|
|
|
|
|
by how_gauche
2825 days ago
|
|
A rational way of explaining it is -- what is my service level objective? If my SLO is for two nines of uptime, then I can be down for 3.65 days a year, and I can get away with single-homing something, or going with a simple hot-failover replicated setup. I just need to be pretty confident that I can fix it if it breaks within a few hours. If I need more nines of uptime than a single system could provide (and think about the MTBF numbers for the various parts in a computer, a single machine is not going to give you even three nines of uptime), then I'm literally forced to go distributed with N >= 3 and geographical redundancy (we stay up if any k of these machines fail, or if network to "us-east-4" goes down). Things get worse (and you need to be more paranoid) if your service level obligation turns into a service level agreement, because then it usually costs you money when you mess up. Of course, the more distributed you are, the slower and more complicated your system becomes, and the more you expose yourself to the additional associated downtime risks ("oops, the lock service lost quorum"). They usually cost more to run, obviously. C'est la vie. There is no magic bullet in software engineering. It used to be that you could spend 3X or more in engineering effort getting a distributed system up and running vs its singly-homed alternative. These days with cloud deployments (and Kubernetes for on-prem) you get a lot of labor-saving devices that make rolling out a distributed system a lot easier than it used to be. You still need to do a cost/benefit analysis! |
|
There are environments where flat time distribution for SLO calculation is not acceptable. (cough betting exchange)

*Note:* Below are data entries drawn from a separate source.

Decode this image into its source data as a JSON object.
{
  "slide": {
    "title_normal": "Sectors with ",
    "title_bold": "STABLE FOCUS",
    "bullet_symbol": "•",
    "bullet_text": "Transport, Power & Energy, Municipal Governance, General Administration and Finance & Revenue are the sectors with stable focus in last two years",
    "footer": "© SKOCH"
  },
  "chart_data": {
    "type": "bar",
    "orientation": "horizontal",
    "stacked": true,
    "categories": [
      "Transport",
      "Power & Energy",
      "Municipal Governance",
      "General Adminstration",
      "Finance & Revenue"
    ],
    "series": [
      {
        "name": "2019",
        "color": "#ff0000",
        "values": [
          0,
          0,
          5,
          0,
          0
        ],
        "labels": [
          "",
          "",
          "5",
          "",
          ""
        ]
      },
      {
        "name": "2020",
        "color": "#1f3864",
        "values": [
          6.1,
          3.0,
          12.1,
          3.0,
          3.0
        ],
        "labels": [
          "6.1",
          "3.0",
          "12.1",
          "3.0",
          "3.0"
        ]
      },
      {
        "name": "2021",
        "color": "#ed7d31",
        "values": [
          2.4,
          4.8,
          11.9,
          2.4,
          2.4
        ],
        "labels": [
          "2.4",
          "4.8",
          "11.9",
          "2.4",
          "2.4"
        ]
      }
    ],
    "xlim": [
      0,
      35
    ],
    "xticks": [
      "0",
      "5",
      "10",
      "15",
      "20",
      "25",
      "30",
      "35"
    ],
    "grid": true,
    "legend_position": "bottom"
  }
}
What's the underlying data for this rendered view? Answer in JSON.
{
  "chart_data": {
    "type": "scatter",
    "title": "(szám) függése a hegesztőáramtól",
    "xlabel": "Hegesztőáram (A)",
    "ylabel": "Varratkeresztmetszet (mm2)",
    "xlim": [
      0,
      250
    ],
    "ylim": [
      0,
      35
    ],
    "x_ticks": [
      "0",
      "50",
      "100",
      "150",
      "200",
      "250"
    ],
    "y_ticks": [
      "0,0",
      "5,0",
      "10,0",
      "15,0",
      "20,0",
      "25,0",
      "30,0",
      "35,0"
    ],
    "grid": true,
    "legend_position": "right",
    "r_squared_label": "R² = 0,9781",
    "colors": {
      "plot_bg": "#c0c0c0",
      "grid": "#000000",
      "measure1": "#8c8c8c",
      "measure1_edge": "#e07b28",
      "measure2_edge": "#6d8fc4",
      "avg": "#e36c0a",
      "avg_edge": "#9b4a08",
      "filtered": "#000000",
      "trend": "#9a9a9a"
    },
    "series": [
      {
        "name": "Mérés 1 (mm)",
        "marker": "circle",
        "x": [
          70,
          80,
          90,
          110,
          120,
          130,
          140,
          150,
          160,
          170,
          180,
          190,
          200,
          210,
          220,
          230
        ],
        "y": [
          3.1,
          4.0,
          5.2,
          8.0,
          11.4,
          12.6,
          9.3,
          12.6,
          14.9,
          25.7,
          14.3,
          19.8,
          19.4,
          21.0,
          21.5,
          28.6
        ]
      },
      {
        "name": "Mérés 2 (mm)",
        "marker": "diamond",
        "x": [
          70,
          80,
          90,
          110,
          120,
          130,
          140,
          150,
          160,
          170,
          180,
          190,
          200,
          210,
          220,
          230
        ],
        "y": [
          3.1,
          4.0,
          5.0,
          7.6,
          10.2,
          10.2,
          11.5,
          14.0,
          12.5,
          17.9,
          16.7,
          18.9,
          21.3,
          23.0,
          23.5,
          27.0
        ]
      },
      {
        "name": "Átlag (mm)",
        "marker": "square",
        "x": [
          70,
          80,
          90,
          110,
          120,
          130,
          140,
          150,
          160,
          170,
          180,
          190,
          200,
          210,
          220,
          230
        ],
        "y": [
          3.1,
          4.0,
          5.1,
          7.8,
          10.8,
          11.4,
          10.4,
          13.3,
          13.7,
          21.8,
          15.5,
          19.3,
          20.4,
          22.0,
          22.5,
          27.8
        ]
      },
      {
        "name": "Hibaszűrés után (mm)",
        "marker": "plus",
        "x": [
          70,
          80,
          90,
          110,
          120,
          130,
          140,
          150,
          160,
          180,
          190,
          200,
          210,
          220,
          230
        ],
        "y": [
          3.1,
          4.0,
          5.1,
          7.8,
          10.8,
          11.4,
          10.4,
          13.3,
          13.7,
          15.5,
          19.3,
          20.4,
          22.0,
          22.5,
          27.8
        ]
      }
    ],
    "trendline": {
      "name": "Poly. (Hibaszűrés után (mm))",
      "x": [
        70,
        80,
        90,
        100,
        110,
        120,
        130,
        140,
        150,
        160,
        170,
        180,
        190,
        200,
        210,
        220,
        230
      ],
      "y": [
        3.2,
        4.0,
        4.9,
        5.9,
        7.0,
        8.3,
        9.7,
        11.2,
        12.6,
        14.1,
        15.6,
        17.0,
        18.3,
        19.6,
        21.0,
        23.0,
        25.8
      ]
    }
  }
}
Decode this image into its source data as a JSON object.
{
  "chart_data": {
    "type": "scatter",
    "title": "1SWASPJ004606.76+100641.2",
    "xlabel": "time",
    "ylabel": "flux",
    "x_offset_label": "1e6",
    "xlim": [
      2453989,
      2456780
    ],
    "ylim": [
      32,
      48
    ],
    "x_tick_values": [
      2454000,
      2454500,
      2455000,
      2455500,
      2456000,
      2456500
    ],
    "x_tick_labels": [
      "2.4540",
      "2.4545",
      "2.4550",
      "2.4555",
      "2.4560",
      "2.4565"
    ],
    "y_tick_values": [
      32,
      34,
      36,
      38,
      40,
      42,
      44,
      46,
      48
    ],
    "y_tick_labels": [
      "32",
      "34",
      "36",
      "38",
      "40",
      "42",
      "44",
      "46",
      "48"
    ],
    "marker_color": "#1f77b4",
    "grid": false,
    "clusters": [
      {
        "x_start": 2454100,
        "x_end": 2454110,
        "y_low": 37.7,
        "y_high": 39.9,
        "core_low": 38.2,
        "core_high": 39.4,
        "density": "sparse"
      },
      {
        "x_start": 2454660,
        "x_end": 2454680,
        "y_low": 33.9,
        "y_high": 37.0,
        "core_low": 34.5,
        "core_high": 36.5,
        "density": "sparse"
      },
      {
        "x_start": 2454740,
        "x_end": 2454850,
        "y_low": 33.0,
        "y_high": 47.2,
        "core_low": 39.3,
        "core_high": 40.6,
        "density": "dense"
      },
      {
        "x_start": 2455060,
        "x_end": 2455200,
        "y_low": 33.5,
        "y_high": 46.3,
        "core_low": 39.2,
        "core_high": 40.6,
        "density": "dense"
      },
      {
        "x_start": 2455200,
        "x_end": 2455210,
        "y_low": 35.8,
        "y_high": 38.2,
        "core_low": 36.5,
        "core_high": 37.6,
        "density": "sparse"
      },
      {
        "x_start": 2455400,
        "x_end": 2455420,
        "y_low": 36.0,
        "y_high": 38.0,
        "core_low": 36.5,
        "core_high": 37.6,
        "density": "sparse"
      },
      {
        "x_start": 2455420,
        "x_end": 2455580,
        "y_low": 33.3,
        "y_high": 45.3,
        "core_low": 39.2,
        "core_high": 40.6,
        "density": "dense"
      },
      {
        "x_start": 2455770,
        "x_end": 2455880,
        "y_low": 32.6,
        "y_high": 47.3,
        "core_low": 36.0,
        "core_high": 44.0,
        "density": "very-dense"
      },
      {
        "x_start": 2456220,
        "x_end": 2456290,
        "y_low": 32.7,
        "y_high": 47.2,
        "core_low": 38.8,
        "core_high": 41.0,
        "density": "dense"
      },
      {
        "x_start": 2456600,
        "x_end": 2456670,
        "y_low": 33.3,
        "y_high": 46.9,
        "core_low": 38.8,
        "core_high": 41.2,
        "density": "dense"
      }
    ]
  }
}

If your traffic patterns are extremely spiky, such as weekly peaks hitting 15-20x of your base load, and where a big chunk of your business can come from those peaks, then most normal calculations don't apply.
Let's say your main system that accepts writes is 10 minutes down in a month. That's easily good for >99.9% uptime, but if a failure + PR hit from an inconveniently timed 10-minute window can be responsible for nearly 10% of your monthly revenue, that's a major business problem.
So when setting SLOs, they should be set according to business needs. I may be a heretic saying this but not all downtime is equal.